Everyone but me gave him an immediate standing ovation. He gave a long, impassioned talk, which I, to my surprise, found quite boring. It was a mishmash of unspecific, ringing patriotism. Having heard it, I can give you no further insight into Ollie North than you could have gotten out of the televised hearings two summers ago. He seems to run on imagined adventure and self-glorification. They gave him another standing ovation when he left.
The next morning at breakfast I sat next to a nice-looking older man, and we exchanged get-acquainted pleasantries until he came out with, “Well, you’re a college perfessor and you write for the LA Times. That makes you doubly suspect!” At least he was honest.
It went like that all day. I was beginning to feel like a leper.
Of the several hundred people at the conference exactly 14 attended the panel on the environment, 4 of whom were Moonie staff who had to be there to run tape recorders. The panel was me plus two conservative economists (from Resources for the Future and the Hudson Institute — leading think tanks dedicated to telling rich folks that all’s right with the world). I said things were definitely not right with the world, not in a scientific sense, in terms of what is measurably wrong with the environment, nor in a moral sense, in terms of how we relate to God’s creation. I was speaking primarily to the Moonies, who recognize a good moral argument when they hear one. They were nodding their heads in agreement. Beyond that, I’m not sure that I reached anyone, or that there was any point in my being there.

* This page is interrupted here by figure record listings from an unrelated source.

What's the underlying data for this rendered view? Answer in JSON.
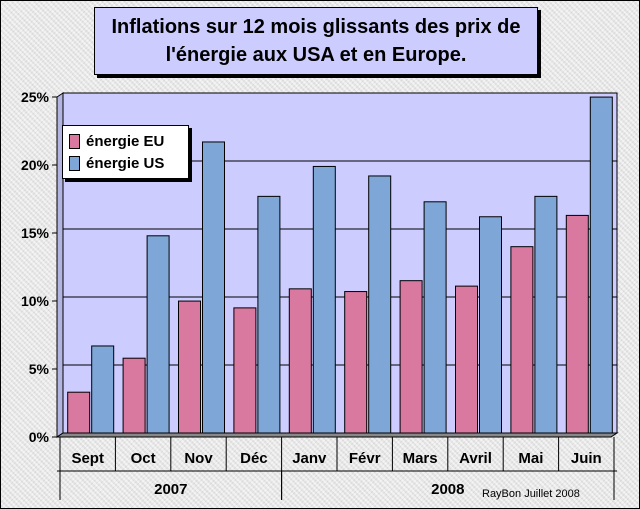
{
  "title": "Inflations sur 12 mois glissants des prix de l'énergie aux USA et en Europe.",
  "credit": "RayBon Juillet 2008",
  "chart_data": {
    "type": "bar",
    "title": "Inflations sur 12 mois glissants des prix de l'énergie aux USA et en Europe.",
    "categories": [
      "Sept",
      "Oct",
      "Nov",
      "Déc",
      "Janv",
      "Févr",
      "Mars",
      "Avril",
      "Mai",
      "Juin"
    ],
    "groups": [
      {
        "label": "2007",
        "from": 0,
        "to": 3
      },
      {
        "label": "2008",
        "from": 4,
        "to": 9
      }
    ],
    "series": [
      {
        "name": "énergie EU",
        "color": "#d9799f",
        "values": [
          3.0,
          5.5,
          9.7,
          9.2,
          10.6,
          10.4,
          11.2,
          10.8,
          13.7,
          16.0
        ]
      },
      {
        "name": "énergie US",
        "color": "#7ea7d8",
        "values": [
          6.4,
          14.5,
          21.4,
          17.4,
          19.6,
          18.9,
          17.0,
          15.9,
          17.4,
          24.7
        ]
      }
    ],
    "ylim": [
      0,
      25
    ],
    "yticks": [
      0,
      5,
      10,
      15,
      20,
      25
    ],
    "ytick_labels": [
      "0%",
      "5%",
      "10%",
      "15%",
      "20%",
      "25%"
    ],
    "xlabel": "",
    "ylabel": "",
    "grid": true,
    "legend_position": "top-left"
  }
}
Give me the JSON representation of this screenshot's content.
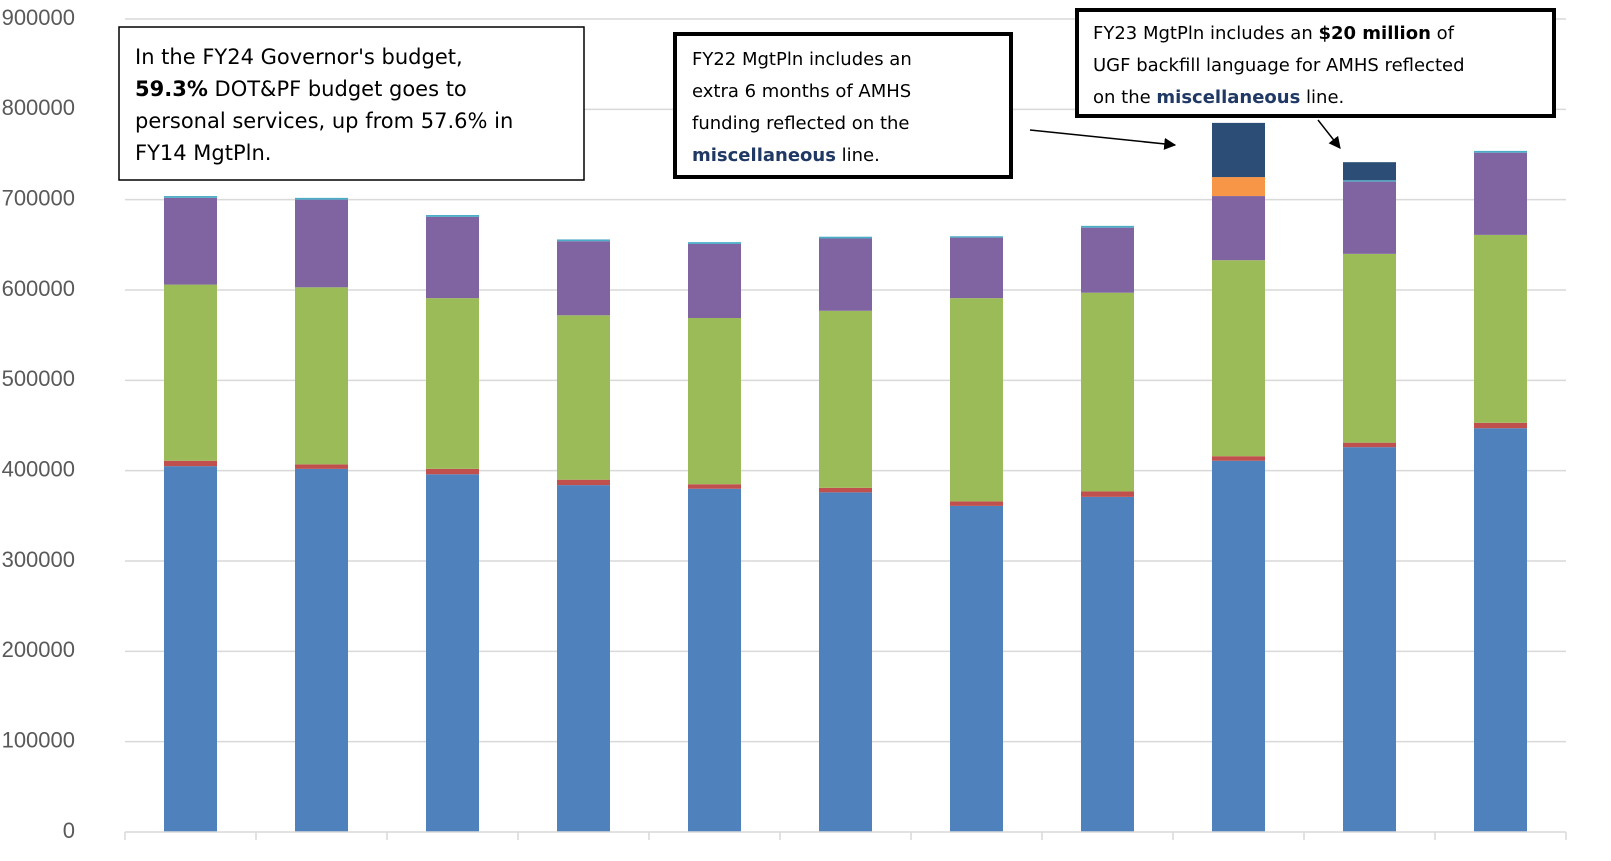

I never met a single newspaper editor. Most of the people there were not from the media, but from all the organizations who want to tell the media what to do, or who like to blame the media for the problems of the world. At lunch I sat next to a nice young Moonie, a clean-cut guy who had been the Reverend Moon’s personal bodyguard for four years, and who now works for the World Media Association. He told me what it was like to be a Moonie. He reminded me of many people I have met in the Hunger Project, and I could understand and love him easily. Then, with great relief, I went home, with a bad taste in my mouth and a sense of lurking disaster.
Since then, however, the grass has slowly greened, the spring peepers have started to call from the pond, and little black and white lambs are jumping around the barnyard in long-legged glee. Somehow that all seems more important than the ideas, bad or good, circulating inside the Washington Beltway. Fall and spring, life and death, left and right, Truth and Falsehood, rich and poor. What a bittersweet world of opposites this is!